1. The problem statement, all variables and given/known data
Suppose that:
E(X1) = μ, Var(X1) = 7,
E(X2) = μ, Var(X2) = 13,
E(X3) = μ, and Var(X3) = 20,

and consider the point estimates:

μˆ1 = X1/3 + X2/3 + X3/3
μˆ2 = X1/4 + X2/3 + X3/5
μˆ3 = X1/6 + X2/3 + X3/4 + 2

(a) Calculate the bias of each point estimate. Is any one of
them unbiased?
(b) Calculate the variance of each point estimate. Which
one has the smallest variance?
(c) Calculate the mean square error of each point estimate.
Which point estimate has the smallest mean square
error when μ = 3?

2. Relevant equations
Var(μ) = $\frac{1}{n-1}$ $\sum$(xi -$\bar{X}$)2 from i=1 to n for unbiased
and
Var(μ) = $\frac{1}{n}$ $\sum$(xi -$\bar{X}$)2 from i=1 to n for biased

3. The attempt at a solution

I found out part a) pretty easily: I just replaced all the Xn values with μ and if it returned μ again, it was unbiased.

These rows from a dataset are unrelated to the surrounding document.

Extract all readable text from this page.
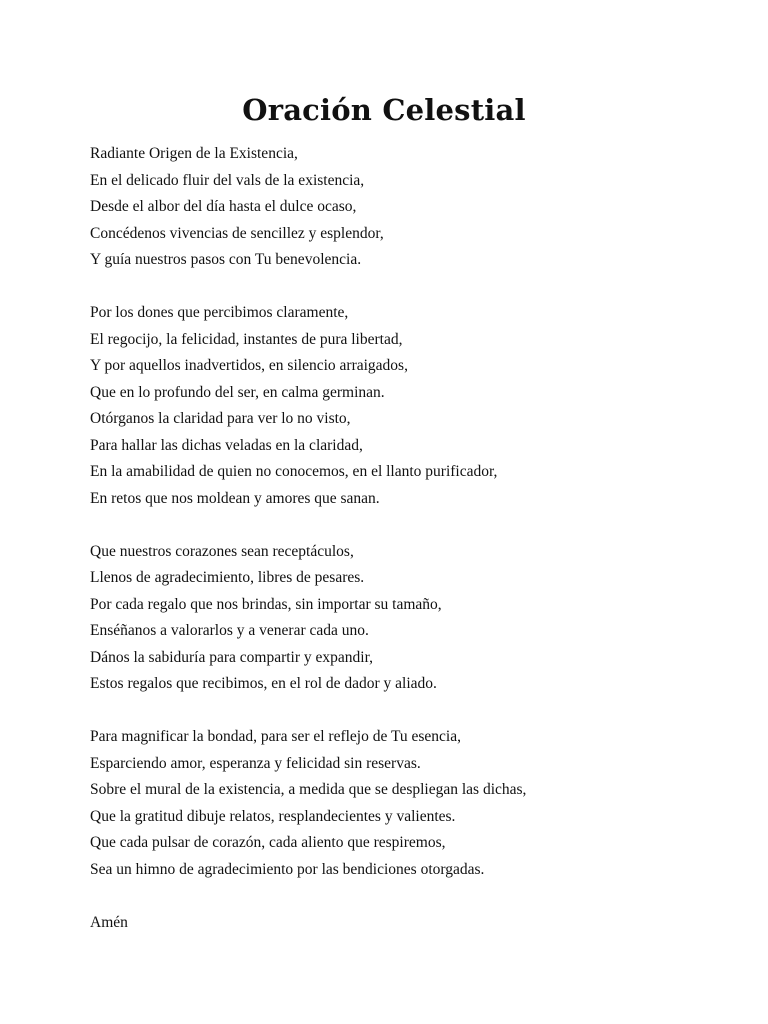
Oración Celestial
Radiante Origen de la Existencia,
En el delicado fluir del vals de la existencia,
Desde el albor del día hasta el dulce ocaso,
Concédenos vivencias de sencillez y esplendor,
Y guía nuestros pasos con Tu benevolencia.
Por los dones que percibimos claramente,
El regocijo, la felicidad, instantes de pura libertad,
Y por aquellos inadvertidos, en silencio arraigados,
Que en lo profundo del ser, en calma germinan.
Otórganos la claridad para ver lo no visto,
Para hallar las dichas veladas en la claridad,
En la amabilidad de quien no conocemos, en el llanto purificador,
En retos que nos moldean y amores que sanan.
Que nuestros corazones sean receptáculos,
Llenos de agradecimiento, libres de pesares.
Por cada regalo que nos brindas, sin importar su tamaño,
Enséñanos a valorarlos y a venerar cada uno.
Dános la sabiduría para compartir y expandir,
Estos regalos que recibimos, en el rol de dador y aliado.
Para magnificar la bondad, para ser el reflejo de Tu esencia,
Esparciendo amor, esperanza y felicidad sin reservas.
Sobre el mural de la existencia, a medida que se despliegan las dichas,
Que la gratitud dibuje relatos, resplandecientes y valientes.
Que cada pulsar de corazón, cada aliento que respiremos,
Sea un himno de agradecimiento por las bendiciones otorgadas.
Amén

The problem I'm having with, is part B. I just don't know what to plug into the forumulae displaed above!
I tried plugging in the variance for each of the X values, subtracting what I assumed to be the mean of those values and squaring what I got. Then I divided it by n for unbiased (b and c)
This is what I did for b) as an example:

$\frac{1}{3}$($\frac{7}{3}$+$\frac{13}{3}$+$\frac{20}{3}$)2

But the answer I'm getting is wrong. It was a wild shot anyway. I tried watching a few videos on Youtube to understand the concept and I think I get it. But it's the Variance OF the mean that's really bothering me.
After that, c) should be easy since all I have to do is to subtract the square of the bias from the variance I'm getting.

2. Nov 13, 2013

### Ray Vickson

If $X_1, X_2, X_3$ are dependent, you cannot say what the above variances are without also knowing the covariances between different $X_j$. If they are independent, you have not used known elementary results about combining variances in linear combinations. Back to square one.

3. Nov 13, 2013

### emperorvinayak

Oh my goodness!! Thank you so much for "you have not used known elementary results about combining variances in linear combinations."!

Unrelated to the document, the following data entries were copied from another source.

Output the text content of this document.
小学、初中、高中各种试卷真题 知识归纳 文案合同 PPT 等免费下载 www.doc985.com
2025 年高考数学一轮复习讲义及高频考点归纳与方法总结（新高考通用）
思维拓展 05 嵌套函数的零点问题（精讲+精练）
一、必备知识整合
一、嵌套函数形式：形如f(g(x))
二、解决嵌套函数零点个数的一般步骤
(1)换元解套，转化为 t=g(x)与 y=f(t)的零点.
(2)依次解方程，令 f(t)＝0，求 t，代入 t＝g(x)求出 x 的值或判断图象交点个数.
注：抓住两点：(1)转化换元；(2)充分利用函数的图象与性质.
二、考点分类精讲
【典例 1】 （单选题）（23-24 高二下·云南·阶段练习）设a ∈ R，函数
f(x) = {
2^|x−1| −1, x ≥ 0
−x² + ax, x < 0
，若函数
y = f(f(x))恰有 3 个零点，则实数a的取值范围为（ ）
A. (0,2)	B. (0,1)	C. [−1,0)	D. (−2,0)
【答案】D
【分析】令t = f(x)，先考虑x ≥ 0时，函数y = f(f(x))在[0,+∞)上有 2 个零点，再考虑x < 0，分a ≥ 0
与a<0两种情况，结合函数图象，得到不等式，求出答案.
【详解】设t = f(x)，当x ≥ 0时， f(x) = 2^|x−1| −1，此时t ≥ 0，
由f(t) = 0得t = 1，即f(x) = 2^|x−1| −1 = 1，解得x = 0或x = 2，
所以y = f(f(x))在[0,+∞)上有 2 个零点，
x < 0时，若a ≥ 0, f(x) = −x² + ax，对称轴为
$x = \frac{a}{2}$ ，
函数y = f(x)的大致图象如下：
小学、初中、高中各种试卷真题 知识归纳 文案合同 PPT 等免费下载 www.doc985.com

I looked that up and got the answer.. So it's nothing but $\frac{7}{16}+\frac{13}{9}+\frac{20}{25}$

I don't have the exact answer to this but I tried a similar problem that had the solutions at the back and it's correct! All I had to do was to square the constants being multiplied by the Xn variables and add them up.

Thanks again for your time I really appreciate it! :)